‹ Cours familier de Littérature - Volume 25Chapitre 42 sur 102 · IX

IX

Il mania, avec sa loyauté et son habileté honnête, le timon de la république entre Naples, Venise, Rome, pendant quelques années. Celui-là même qui avait obtenu de Mahomet II le renvoi d'un premier assassin, Bandini, de Constantinople à Florence, conspira contre lui et fut exécuté. C'était Faccibaldi. Mais il finit par rétablir une troisième fois la concorde de la paix en Italie.

Les affaires intérieures appelaient aussi sa prudence. La démocratie de Florence, gouvernée par les corps de métiers et surtout par les _ouvriers de la laine_, ne l'inquiétait pas au dedans, mais l'inquiétait pour le gouvernement extérieur, qui demande plus de suite que la multitude n'en met dans ses passions. Il y remédia en créant un sénat, corps aristocratique plus empreint de l'intelligence du gouvernement. Sa police était douce, mais attentive. Voici ce qu'en dit un historien contemporain:

«On n'entend parler ici, dit-il, ni de vols, ni de désordres nocturnes, ni d'assassinats; de jour et de nuit, tout individu peut vaquer à ses affaires avec la plus parfaite sécurité: on n'y connaît ni espions ni délateurs: on ne souffre point que l'accusation d'un seul trouble la tranquillité générale; car c'est une des maximes de Laurent, qu'il vaut mieux se fier à tous qu'à un petit nombre.»
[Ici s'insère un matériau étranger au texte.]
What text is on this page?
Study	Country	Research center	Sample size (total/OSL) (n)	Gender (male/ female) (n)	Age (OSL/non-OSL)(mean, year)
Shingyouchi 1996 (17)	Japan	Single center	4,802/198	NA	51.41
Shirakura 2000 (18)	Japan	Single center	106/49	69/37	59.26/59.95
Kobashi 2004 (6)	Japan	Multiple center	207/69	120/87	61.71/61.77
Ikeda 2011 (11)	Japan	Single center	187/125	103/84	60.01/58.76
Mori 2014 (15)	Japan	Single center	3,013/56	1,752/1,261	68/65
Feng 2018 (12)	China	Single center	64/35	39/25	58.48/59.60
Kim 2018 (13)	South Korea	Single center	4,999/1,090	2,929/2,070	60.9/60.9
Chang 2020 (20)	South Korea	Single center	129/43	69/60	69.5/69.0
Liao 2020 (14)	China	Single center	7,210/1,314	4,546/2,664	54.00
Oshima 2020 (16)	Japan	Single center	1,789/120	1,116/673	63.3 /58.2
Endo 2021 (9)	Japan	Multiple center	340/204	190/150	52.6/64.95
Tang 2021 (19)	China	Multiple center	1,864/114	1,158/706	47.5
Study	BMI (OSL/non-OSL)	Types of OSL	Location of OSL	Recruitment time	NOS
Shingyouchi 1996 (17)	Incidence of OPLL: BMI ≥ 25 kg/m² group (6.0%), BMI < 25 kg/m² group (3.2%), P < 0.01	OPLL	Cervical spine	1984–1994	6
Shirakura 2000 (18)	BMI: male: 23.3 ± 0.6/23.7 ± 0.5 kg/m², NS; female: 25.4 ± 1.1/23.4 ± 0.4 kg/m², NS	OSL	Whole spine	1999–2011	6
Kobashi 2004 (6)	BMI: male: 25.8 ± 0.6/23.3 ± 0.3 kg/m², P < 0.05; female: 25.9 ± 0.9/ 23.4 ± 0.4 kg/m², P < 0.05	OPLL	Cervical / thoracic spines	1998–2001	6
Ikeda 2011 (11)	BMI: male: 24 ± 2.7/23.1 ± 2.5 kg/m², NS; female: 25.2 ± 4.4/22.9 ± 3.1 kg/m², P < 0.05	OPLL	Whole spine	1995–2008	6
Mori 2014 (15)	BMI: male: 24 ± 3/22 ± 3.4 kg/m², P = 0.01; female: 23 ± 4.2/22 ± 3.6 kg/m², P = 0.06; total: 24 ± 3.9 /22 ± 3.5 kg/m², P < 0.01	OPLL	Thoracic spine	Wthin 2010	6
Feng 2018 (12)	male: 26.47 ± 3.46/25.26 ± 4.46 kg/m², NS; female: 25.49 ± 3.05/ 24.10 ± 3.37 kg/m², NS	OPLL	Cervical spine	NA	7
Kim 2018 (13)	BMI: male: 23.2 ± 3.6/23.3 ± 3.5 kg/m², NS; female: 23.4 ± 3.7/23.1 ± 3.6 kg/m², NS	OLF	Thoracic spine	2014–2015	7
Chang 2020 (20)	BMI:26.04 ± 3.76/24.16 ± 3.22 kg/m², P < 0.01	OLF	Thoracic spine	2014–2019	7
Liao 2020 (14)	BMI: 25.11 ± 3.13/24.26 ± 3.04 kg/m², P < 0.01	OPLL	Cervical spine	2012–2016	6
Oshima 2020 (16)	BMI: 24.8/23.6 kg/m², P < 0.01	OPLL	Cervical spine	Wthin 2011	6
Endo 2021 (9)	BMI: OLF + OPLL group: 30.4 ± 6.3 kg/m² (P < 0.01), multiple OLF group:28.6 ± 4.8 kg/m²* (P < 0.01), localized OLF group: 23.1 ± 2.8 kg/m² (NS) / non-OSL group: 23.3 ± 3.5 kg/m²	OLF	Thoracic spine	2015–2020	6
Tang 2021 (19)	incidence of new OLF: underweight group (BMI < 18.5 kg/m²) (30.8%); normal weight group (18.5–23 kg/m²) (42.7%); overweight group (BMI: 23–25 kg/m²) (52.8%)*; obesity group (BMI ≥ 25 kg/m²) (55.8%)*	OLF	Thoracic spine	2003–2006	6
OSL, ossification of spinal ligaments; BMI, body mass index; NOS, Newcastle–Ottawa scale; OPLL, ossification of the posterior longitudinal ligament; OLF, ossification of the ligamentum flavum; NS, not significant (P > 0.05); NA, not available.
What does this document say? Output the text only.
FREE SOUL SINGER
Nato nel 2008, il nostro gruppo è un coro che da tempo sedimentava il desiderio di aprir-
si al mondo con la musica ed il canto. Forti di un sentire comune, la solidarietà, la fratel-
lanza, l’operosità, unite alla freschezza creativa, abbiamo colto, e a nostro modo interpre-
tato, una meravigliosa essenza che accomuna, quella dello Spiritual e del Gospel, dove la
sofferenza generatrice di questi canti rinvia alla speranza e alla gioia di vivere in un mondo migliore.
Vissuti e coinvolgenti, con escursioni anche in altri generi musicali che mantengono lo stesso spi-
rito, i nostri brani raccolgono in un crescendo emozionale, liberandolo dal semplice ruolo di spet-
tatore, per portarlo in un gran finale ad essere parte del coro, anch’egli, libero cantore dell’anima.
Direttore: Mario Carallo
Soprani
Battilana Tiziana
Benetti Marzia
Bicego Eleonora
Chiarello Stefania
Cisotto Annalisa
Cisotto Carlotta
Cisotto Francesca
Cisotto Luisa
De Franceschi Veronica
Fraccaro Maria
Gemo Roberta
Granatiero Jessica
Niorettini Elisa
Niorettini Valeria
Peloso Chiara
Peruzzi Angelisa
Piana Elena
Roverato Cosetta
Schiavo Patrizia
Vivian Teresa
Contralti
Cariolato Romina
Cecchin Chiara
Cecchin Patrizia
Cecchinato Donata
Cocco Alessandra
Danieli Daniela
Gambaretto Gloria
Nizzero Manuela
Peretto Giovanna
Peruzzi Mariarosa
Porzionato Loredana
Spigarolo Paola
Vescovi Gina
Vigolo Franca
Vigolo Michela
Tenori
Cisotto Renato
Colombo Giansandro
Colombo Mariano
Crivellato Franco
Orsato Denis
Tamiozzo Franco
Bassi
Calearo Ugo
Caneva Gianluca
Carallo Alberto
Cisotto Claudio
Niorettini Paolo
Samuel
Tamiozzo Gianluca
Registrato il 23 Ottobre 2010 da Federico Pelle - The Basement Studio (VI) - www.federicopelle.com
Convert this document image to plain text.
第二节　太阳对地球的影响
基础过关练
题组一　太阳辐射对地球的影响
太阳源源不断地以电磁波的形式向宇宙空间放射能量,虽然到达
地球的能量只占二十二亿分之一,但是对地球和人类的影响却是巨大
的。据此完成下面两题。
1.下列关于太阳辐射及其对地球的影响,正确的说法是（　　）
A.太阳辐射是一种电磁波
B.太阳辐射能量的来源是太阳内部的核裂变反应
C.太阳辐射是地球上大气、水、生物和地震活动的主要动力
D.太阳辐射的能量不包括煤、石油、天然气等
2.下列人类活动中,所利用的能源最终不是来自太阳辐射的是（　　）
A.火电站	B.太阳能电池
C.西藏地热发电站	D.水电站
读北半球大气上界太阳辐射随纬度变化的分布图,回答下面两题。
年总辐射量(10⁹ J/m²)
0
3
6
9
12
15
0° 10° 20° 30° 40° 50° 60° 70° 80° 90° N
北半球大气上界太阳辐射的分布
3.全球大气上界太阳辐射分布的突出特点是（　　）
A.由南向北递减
Son influence diplomatique en faisait le juge de paix de l'Europe. Le roi de France, l'empereur, la reine d'Angleterre, le roi de Portugal, celui de Hongrie, le sultan lui-même le comblaient d'égards et de présents. Guicciardini décrit ainsi son règne:

«Depuis dix siècles entiers, l'Italie n'avait pas éprouvé un seul moment de prospérité égale à celle dont elle jouit à cette époque. Alors on vit la culture la plus active étendre ses bienfaits sur cette belle et fertile contrée: non-seulement ses plaines riantes et ses fécondes vallées furent couvertes de fruits, mais même le sol stérile et ingrat des montagnes fut forcé de payer un tribut à l'industrie du cultivateur; et, sans reconnaître d'autre autorité que celle de sa noblesse et de ses chefs naturels, l'Italie était heureuse à la fois par le nombre et la richesse de ses habitants, par la magnificence de ses princes, par la grandeur et l'éclat imposant de plusieurs de ses cités... Abondante en hommes distingués par leur mérite dans l'administration des affaires publiques, illustres dans les arts et dans les sciences; elle jouissait au plus haut degré de l'estime et de l'admiration des nations étrangères. Plusieurs causes concoururent à maintenir cette prospérité extraordinaire, que diverses circonstances favorables avaient produite; mais on s'accorde généralement à l'attribuer en grande partie au génie actif et aux vertus de Laurent de Médicis. Ce citoyen s'élève tellement au-dessus de la médiocrité d'une condition privée, qu'il parvint à régler par ses conseils les affaires de la république de Florence, plus considérable alors par sa situation, par le génie de ses habitants et par la promptitude de ses ressources que par l'étendue de son territoire. Jouissant de la confiance la plus entière du pontife de Rome, Innocent VIII, il rendit son nom illustre, et lui donna la plus grande influence dans les affaires de l'Italie; mais, convaincu d'ailleurs que l'agrandissement de l'un quelconque des États qui avoisinaient la république ne pouvait que devenir funeste à lui-même et à sa patrie, il employa tous ses efforts à maintenir entre les puissances de l'Italie un équilibre si parfait, que la balance ne pût pencher en faveur d'aucune d'elles en particulier: ce qui ne pouvait se faire qu'en s'appliquant à conserver la paix entre elles, et en portant la plus scrupuleuse attention sur tous les événements, les moins importants en apparence.»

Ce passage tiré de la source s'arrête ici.